The atmospheric lifetime of methane is determined by reaction with the hydroxyl radical (OH•), which also controls the lifetime of many other trace gases. The chlorine (Cl•) radical also reacts with methane but is a minor sink because of its low atmospheric abundance. Increasing the abundance of Cl• has been proposed as a strategy to reduce atmospheric methane and global warming. The atmospheric sources and abundance of Cl• are highly uncertain. Cl• cannot be directly measured. The atmospheric chemistry responsible for its production is complicated and is not included in most models of atmospheric chemistry, inhibiting the quantification of its role in the methane lifetime. Relevant chemistry has recently been included in two global chemistry-climate models. These models suggest that the chemistry of reactive chlorine is tightly coupled to the chemistry of two other halogens, bromine and iodine, and is strongly influenced by anthropogenic emissions [Sherwen et al., 2017; Saiz-Lopez et al., 2023]. This is consistent with Arctic ice core observations of recent trends in chlorine [Zhai et al., 2021], bromine [Zhai et al., 2024], and iodine [unpublished data].

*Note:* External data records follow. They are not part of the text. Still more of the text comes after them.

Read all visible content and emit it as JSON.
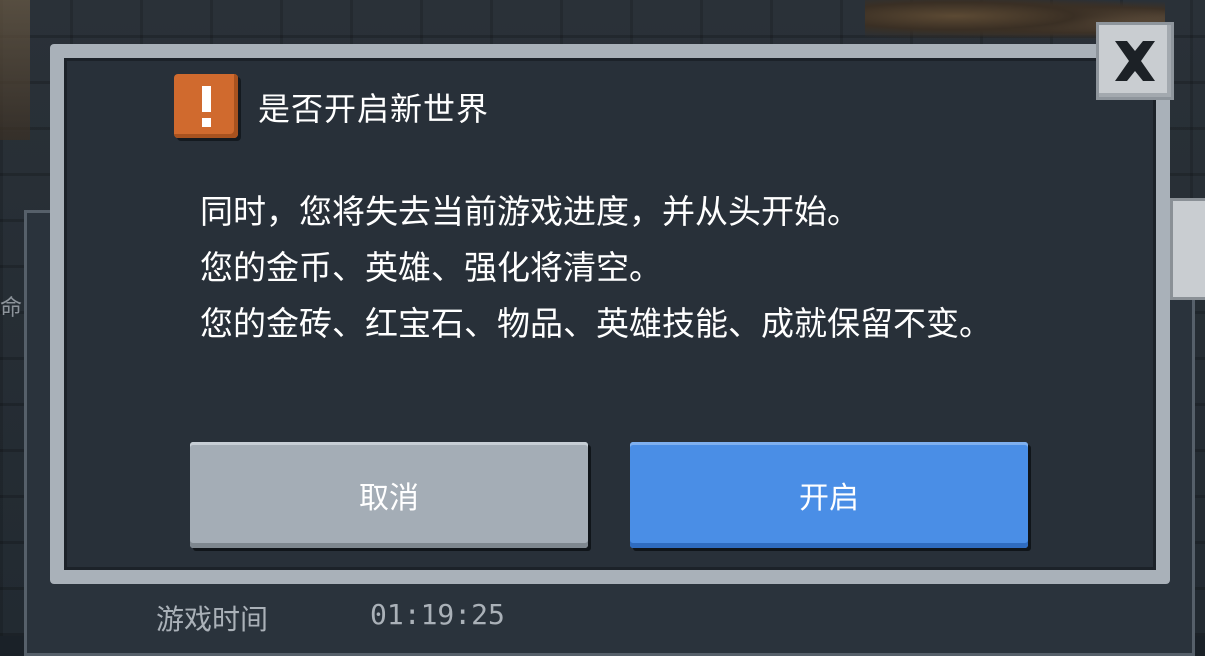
{
  "background": {
    "left_fragment": "命",
    "stats": {
      "play_time_label": "游戏时间",
      "play_time_value": "01:19:25"
    }
  },
  "dialog": {
    "icon": "warning-exclamation-icon",
    "title": "是否开启新世界",
    "body_lines": [
      "同时，您将失去当前游戏进度，并从头开始。",
      "您的金币、英雄、强化将清空。",
      "您的金砖、红宝石、物品、英雄技能、成就保留不变。"
    ],
    "cancel_label": "取消",
    "confirm_label": "开启",
    "close_icon": "close-x-icon"
  },
  "colors": {
    "dialog_bg": "#283039",
    "dialog_border": "#a9b1b9",
    "warning": "#d06a2e",
    "confirm": "#4a8ee6",
    "cancel": "#a4adb6"
  }
}
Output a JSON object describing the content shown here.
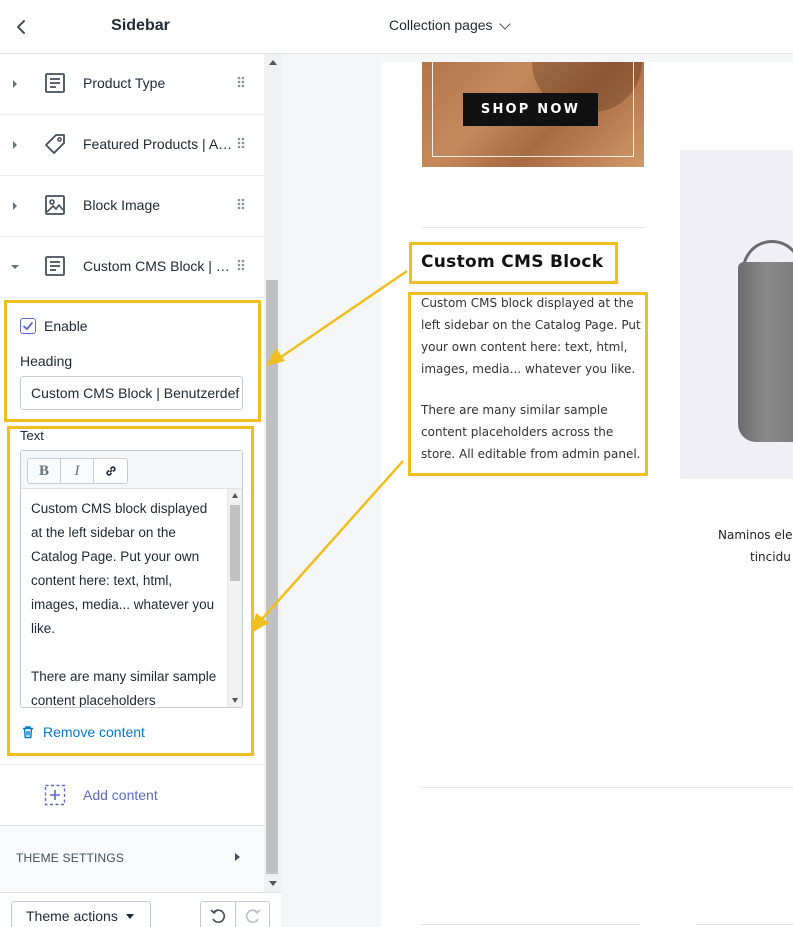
{
  "sidebar": {
    "title": "Sidebar",
    "sections": [
      {
        "label": "Product Type",
        "icon": "text-block-icon"
      },
      {
        "label": "Featured Products | Au...",
        "icon": "tag-icon"
      },
      {
        "label": "Block Image",
        "icon": "image-icon"
      },
      {
        "label": "Custom CMS Block | B...",
        "icon": "text-block-icon",
        "expanded": true
      }
    ],
    "settings": {
      "enable_label": "Enable",
      "enable_checked": true,
      "heading_label": "Heading",
      "heading_value": "Custom CMS Block | Benutzerdef",
      "text_label": "Text",
      "editor": {
        "bold_label": "B",
        "italic_label": "I",
        "paragraph1": "Custom CMS block displayed at the left sidebar on the Catalog Page. Put your own content here: text, html, images, media... whatever you like.",
        "paragraph2": "There are many similar sample content placeholders"
      },
      "remove_label": "Remove content"
    },
    "add_content_label": "Add content",
    "theme_settings_label": "THEME SETTINGS",
    "footer": {
      "theme_actions_label": "Theme actions"
    }
  },
  "preview": {
    "page_selector": "Collection pages",
    "banner_button": "SHOP NOW",
    "cms_block": {
      "title": "Custom CMS Block",
      "paragraph1": "Custom CMS block displayed at the left sidebar on the Catalog Page. Put your own content here: text, html, images, media... whatever you like.",
      "paragraph2": "There are many similar sample content placeholders across the store. All editable from admin panel."
    },
    "product_text_line1": "Naminos ele",
    "product_text_line2": "tincidu"
  },
  "colors": {
    "annotation": "#f0be1e",
    "accent_link": "#007ace",
    "accent_indigo": "#5c6ac4"
  }
}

This work aims to quantify the influence of the anthropogenic-driven change in Cl• on the methane lifetime and isotopes. Methane isotopes are very sensitive to the CH₄ + Cl• reaction due to the large fractionation effect. Methane isotopes are used to constrain methane’s sources and sinks and inform the cause of the observed variability in methane abundance and growth rate over the last 40 years. The large anthropogenic-driven change in Cl• since 1940 has likely influenced methane isotopes but has not been considered because past variability in the abundance of Cl• was unknown. The key goals are 1) determine the anthropogenic-driven change in the atmospheric abundance of Cl• using a state-of-the-art chemical transport model, 2) calculate the impact of the change in Cl• on methane isotopes and lifetime, and 3) assess the influence of Cl•-fractionation on calculations of the methane budget. Success will be evaluated based on the ability of the models to simulate Arctic ice core observations of chlorine, bromine, and iodine and atmospheric observations of methane isotopes.

Improved understanding of past anthropogenic impacts on Cl• and the methane lifetime and isotopes will 1) advance understanding of recent variability in methane abundance, as its causes are currently unknown, 2) quantify the role that humans have already played in altering Cl•, 3) understand the influence of coupled chlorine- bromine-iodine chemistry on Cl• and OH•, and 4) inform potential future changes in Cl• abundance and its impacts on methane due to changes in climate and anthropogenic emissions. This will in turn inform our understanding of our ability to and the impacts of purposefully decreasing the methane lifetime. This project will also contribute to the development of the only publicly available global chemical transport model that contains a comprehensive representation of tropospheric reactive halogen chemistry, thus enabling future studies of the sinks of methane by the global atmospheric chemistry community.